3 Rules for Effective Report Design
Tuesday, July 11th, 2006At Emetrics, I presented on the topic of report design. For all two of you who read this blog, weren’t there, and are interested, I thought I’d put up the super-abbreviated version.
These are the basic principles that I apply to every report I ever author.
1
Design for Understanding
Reports, among many other important things are shortcuts. The viewer wants the report to ‘cut to the chase’ so that they don’t have to wade neck-deep through the data. So, I’m always looking to present data, KPIs, analyses, etc. in the most easily digestible way.
2
Design for Impact
Designing for understanding is just a means to an end. Our end goal is to get the report users to take action (the brass ring being the correct action). When designing a report, I am constantly looking for ways to make it impactful - ways to get the users to sit up and take notice of the information and insight it is delivering.
3
Design for Efficiency
The most beautifully crafted and fireworks-generating report will ultimately be doomed to failure if you can’t reproduce it quickly and easily. Because our business is iterative (design, test, measure…repeat) it is likely that the majority of the reports and analyses you produce must be updated on a regular basis. Therefore, if you can’t quickly update the data in the report and get it out, you’ll miss deadlines. If the report is a particularly good one and effectively drives change, then it’s actually hurting your business not to get it done on time.

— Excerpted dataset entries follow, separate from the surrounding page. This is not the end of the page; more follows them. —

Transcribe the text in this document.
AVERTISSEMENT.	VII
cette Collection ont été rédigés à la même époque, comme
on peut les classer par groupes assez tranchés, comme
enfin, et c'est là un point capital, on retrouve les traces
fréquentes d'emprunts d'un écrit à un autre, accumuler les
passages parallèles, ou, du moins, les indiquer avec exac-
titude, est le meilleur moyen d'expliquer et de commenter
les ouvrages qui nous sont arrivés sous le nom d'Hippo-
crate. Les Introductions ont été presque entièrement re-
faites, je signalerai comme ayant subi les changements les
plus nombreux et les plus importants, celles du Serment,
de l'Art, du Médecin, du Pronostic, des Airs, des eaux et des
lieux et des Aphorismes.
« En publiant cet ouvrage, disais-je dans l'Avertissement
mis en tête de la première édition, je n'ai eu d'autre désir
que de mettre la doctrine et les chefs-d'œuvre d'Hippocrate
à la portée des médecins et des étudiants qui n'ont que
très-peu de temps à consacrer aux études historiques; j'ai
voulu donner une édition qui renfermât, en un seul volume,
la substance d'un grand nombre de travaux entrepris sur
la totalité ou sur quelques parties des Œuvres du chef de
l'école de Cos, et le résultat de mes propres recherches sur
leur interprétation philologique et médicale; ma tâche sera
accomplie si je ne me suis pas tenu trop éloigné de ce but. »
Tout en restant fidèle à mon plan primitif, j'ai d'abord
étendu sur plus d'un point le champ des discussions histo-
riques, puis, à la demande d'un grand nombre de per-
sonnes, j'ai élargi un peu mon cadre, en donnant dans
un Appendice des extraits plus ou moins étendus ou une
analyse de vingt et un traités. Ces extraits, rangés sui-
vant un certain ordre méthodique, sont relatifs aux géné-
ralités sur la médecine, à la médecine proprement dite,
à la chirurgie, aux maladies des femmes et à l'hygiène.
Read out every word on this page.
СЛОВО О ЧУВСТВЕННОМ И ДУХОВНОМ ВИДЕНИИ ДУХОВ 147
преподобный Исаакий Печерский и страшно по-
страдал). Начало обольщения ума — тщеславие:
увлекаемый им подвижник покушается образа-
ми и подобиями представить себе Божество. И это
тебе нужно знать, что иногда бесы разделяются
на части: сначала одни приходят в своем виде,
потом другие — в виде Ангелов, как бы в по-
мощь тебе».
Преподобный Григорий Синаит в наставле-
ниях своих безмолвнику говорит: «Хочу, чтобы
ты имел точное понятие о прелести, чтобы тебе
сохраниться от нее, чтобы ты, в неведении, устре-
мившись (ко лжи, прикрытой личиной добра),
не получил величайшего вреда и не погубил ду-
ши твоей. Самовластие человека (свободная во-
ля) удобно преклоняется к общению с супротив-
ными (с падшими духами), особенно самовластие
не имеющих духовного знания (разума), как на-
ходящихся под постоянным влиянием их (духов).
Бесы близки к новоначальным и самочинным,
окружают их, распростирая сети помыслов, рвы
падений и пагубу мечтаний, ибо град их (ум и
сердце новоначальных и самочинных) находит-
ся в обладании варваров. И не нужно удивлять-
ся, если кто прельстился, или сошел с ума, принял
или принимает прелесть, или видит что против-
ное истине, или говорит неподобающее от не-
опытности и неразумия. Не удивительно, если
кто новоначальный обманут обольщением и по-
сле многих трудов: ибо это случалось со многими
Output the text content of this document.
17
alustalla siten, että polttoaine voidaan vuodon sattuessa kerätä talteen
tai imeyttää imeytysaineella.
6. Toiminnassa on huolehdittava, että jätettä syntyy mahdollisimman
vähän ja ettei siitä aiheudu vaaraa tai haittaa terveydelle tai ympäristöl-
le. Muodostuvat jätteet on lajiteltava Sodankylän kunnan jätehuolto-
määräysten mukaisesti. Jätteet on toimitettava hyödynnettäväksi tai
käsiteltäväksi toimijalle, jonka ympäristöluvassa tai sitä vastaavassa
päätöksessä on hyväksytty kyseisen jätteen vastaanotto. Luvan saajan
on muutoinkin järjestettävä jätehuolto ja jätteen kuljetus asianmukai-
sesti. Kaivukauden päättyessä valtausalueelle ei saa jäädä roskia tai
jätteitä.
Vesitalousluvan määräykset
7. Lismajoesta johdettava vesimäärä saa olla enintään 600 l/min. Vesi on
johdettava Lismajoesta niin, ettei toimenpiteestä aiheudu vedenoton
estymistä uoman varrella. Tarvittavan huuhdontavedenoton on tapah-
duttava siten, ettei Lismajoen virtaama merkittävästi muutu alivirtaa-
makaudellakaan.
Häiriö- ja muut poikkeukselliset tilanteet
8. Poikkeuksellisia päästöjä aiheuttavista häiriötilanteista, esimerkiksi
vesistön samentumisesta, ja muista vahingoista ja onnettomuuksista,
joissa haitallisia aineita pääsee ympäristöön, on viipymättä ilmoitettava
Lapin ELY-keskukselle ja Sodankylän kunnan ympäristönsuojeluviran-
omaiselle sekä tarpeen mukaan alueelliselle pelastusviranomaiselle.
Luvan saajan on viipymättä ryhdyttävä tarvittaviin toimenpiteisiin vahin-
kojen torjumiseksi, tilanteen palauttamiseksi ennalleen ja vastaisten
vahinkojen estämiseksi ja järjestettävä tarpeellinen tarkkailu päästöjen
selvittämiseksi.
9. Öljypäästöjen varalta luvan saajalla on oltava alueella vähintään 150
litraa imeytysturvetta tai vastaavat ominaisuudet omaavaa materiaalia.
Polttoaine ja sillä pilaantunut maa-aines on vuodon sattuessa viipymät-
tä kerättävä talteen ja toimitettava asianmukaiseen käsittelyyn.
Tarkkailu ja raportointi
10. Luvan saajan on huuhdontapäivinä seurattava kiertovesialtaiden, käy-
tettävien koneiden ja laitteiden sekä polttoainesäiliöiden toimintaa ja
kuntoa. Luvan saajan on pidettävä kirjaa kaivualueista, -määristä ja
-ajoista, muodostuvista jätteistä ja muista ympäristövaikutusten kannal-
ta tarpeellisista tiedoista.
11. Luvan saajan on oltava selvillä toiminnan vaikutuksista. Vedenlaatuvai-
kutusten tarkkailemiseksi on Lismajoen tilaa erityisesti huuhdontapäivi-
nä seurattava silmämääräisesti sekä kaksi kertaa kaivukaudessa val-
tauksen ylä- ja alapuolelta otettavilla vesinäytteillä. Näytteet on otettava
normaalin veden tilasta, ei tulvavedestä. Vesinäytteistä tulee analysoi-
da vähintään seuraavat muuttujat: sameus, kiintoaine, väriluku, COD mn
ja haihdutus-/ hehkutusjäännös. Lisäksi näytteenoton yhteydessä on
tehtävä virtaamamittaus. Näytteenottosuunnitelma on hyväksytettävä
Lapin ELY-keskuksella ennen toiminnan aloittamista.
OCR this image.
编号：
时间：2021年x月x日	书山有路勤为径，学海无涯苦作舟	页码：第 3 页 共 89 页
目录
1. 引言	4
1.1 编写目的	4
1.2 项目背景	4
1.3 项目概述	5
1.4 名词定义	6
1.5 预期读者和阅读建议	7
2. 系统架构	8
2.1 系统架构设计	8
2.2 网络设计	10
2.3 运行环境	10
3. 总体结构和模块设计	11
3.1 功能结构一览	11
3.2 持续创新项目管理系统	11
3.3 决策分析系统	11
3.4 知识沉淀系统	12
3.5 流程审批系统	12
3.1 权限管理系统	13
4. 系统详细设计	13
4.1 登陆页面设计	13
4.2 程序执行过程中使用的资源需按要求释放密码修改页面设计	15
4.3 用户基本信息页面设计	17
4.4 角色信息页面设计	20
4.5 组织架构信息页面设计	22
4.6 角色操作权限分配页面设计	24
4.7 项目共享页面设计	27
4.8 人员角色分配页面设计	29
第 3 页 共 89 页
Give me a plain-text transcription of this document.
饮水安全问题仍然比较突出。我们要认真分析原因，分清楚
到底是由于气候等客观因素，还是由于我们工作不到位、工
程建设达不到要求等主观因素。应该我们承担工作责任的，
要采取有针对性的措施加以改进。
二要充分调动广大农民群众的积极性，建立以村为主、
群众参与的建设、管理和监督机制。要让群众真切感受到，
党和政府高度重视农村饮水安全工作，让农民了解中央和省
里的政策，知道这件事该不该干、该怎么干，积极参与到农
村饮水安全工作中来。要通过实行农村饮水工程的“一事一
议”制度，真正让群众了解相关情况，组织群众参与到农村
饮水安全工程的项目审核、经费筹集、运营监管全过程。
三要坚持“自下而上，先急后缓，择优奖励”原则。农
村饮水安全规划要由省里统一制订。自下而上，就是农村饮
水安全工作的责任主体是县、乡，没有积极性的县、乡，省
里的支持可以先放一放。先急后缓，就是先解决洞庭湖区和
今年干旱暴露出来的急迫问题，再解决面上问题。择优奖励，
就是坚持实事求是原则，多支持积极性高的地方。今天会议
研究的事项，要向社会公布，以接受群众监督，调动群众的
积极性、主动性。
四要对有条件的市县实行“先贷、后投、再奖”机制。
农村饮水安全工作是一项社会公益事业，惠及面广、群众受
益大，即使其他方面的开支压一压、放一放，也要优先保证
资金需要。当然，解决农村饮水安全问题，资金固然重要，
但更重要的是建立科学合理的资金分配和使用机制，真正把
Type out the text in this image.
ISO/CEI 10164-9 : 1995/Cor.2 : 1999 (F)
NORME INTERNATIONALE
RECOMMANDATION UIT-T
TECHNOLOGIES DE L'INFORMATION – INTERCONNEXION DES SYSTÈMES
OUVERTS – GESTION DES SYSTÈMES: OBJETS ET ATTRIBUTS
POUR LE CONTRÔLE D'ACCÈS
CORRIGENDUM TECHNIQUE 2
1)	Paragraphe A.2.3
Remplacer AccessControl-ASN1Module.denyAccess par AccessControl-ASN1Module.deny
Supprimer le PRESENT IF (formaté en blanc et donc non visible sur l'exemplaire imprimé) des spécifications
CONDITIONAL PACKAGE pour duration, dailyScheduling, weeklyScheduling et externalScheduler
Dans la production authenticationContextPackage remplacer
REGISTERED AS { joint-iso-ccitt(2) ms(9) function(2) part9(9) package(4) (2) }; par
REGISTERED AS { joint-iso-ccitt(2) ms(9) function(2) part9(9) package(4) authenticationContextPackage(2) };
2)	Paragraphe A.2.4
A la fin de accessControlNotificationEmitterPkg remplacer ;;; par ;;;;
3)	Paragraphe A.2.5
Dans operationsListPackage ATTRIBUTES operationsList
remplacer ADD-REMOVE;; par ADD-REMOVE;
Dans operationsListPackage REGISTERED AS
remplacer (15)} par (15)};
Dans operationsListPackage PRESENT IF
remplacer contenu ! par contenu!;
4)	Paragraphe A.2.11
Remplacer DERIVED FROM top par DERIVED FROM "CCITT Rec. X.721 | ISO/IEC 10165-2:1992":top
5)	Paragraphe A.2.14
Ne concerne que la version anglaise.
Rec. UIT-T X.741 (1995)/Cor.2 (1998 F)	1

By the way, these 3 rules tend to be interdependent - meaning that making gains on one often leads to losses in one or both of the others. So, it’s a fine balancing act to adequately meet all 3 rules. However, when it happens, you end up with an effective report design.
It might go without saying, but I’ll say it anyway, when you find something that works - a layout, a component, a color, etc - abuse it. Most of us have more work than we can possibly accomplish so we need shortcuts too.